That is an oversimplification and inaccurate considering the comparable productivity experienced throughout much of the corporate world throughout the pandemic. I suspect this might have been the sentiment among some, but if you were working from home, you were working nonetheless. One of the challenges has been people not setting boundaries and working longer hours because the lines between work and home were blurred early on.
As for poorer people bringing things to white collar workers, the pandemic didn't change that dynamic since deliveries were always part of that workflow. The increase in deliveries and quotas on how many people could go into shops helped make it a bit safer for workers as well.

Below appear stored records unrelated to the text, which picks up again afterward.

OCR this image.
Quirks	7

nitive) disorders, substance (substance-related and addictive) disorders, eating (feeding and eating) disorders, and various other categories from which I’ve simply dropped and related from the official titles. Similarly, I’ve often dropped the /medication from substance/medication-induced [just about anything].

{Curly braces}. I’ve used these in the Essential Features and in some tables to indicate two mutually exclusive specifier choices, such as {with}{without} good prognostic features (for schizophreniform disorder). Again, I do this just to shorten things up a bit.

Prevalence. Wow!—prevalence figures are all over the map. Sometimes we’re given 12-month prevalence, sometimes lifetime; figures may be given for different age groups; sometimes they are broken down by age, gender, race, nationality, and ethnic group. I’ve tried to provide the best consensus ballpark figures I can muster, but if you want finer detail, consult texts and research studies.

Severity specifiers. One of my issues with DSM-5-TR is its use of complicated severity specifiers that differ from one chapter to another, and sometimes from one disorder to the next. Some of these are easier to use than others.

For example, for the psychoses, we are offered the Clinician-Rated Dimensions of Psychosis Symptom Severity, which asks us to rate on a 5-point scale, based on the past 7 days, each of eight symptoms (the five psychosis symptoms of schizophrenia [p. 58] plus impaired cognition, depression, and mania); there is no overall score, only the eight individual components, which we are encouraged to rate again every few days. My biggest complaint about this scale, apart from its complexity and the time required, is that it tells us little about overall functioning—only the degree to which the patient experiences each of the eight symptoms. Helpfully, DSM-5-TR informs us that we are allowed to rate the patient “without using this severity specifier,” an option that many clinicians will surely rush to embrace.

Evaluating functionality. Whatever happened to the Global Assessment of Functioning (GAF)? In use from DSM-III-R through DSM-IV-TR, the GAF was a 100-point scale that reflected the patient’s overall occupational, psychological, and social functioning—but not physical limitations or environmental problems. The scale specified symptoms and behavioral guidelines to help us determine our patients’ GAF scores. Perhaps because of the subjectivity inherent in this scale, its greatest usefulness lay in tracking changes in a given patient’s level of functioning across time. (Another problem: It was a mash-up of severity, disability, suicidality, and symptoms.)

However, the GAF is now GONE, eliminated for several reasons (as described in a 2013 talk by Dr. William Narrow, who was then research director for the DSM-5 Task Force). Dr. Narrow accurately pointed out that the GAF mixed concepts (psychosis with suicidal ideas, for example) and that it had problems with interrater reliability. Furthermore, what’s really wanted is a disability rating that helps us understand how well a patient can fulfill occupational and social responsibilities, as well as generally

That demand for deliveries also helped keep businesses afloat who in turn kept people on the payroll.
That COVID 19 impacts the elderly and those with co-morbidities was never a question or a point no one understood or understands. What differs is how risk is calculated, and thus far you have focused narrowly without including the factors which make it risky for those particular groups. One simple can't isolate those at risk because if we start with obesity as a criterion, you're talking about 1 in 3 people in the US and 1 in 4 people in the UK having to isolate. The disease depends on people carrying it, so while the young may not die, they're spreading it to those at risk. Sure, it would be easy to just grab all the vulnerable and place them on Quarantine Island to keep them safe, but that just isn't realistic.

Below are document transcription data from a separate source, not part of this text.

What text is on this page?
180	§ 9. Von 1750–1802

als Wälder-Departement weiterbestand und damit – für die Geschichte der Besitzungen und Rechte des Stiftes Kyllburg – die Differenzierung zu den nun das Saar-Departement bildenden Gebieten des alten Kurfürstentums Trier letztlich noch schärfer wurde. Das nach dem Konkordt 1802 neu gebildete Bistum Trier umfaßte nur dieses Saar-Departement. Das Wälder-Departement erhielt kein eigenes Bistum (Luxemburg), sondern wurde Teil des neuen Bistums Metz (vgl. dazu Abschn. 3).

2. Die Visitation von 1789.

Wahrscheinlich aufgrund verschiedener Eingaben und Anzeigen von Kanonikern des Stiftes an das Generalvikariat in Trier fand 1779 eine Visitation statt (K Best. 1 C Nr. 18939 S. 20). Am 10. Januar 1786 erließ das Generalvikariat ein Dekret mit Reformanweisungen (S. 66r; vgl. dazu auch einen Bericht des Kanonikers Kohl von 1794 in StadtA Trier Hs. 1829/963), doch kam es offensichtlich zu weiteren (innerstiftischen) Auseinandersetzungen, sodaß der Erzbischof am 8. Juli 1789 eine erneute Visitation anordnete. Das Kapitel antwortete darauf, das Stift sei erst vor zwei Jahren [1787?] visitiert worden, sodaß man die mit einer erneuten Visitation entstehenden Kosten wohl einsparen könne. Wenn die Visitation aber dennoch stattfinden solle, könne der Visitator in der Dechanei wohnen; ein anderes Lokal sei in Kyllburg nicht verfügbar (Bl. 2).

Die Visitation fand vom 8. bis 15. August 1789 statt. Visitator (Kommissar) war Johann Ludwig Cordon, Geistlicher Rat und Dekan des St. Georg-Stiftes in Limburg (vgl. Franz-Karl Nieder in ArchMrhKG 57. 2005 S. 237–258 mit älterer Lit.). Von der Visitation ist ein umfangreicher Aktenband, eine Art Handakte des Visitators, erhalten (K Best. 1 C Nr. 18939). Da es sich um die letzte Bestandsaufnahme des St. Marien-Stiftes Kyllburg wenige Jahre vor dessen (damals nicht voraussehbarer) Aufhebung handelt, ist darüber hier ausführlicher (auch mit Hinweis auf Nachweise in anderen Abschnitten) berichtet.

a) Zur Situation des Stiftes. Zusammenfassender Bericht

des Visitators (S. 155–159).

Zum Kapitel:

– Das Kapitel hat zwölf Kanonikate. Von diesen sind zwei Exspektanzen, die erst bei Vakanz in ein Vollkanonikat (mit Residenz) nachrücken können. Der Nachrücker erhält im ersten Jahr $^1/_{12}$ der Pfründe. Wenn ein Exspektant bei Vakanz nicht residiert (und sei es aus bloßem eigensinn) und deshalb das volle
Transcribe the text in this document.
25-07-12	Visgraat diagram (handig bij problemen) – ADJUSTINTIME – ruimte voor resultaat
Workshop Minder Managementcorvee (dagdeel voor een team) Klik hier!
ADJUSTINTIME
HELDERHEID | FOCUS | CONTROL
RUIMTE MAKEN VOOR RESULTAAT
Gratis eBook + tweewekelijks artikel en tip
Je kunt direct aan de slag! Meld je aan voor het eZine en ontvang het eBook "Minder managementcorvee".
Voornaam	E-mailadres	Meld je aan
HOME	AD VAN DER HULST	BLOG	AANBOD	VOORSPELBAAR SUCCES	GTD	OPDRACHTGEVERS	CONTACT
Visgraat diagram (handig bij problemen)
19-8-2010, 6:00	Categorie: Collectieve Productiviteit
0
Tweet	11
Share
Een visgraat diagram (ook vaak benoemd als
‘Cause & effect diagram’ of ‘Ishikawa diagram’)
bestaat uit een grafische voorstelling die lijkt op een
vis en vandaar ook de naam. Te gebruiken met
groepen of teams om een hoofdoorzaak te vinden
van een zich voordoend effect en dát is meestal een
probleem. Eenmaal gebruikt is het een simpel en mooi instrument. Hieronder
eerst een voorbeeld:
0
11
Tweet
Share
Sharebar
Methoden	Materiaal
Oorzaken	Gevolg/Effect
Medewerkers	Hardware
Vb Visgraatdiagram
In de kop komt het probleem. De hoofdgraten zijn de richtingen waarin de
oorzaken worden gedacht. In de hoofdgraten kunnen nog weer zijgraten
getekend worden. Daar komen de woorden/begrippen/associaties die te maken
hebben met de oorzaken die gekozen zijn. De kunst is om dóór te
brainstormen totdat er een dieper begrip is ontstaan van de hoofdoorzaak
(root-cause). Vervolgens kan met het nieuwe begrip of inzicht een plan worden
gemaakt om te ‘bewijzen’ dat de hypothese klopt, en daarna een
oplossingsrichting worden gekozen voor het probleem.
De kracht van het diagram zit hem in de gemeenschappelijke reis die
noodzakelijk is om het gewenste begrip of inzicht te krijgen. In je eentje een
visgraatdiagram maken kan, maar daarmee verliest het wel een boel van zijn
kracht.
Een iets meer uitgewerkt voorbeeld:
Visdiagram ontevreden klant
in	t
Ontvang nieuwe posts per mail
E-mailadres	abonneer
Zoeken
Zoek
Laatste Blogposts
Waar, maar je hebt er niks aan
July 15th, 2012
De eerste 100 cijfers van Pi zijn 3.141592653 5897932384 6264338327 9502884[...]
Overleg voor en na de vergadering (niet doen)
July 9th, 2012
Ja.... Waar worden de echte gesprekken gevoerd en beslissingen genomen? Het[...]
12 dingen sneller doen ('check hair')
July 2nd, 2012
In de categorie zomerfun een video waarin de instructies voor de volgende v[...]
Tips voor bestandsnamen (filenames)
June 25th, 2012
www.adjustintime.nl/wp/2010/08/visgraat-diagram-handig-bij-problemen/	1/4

I don't know of any children dying, but a co-worker lost his 39 year old sister recently. The people who I knew who passed were in their late 50s, not overweight but had heart issues. Not knowing anyone who has died from a disease is a pretty poor metric in determining gravity or prevalence. I never knew anyone who died of AIDS or Ebola, but they're deadly diseases I'd feel better about if I knew health agencies were doing everything in their power from them spreading.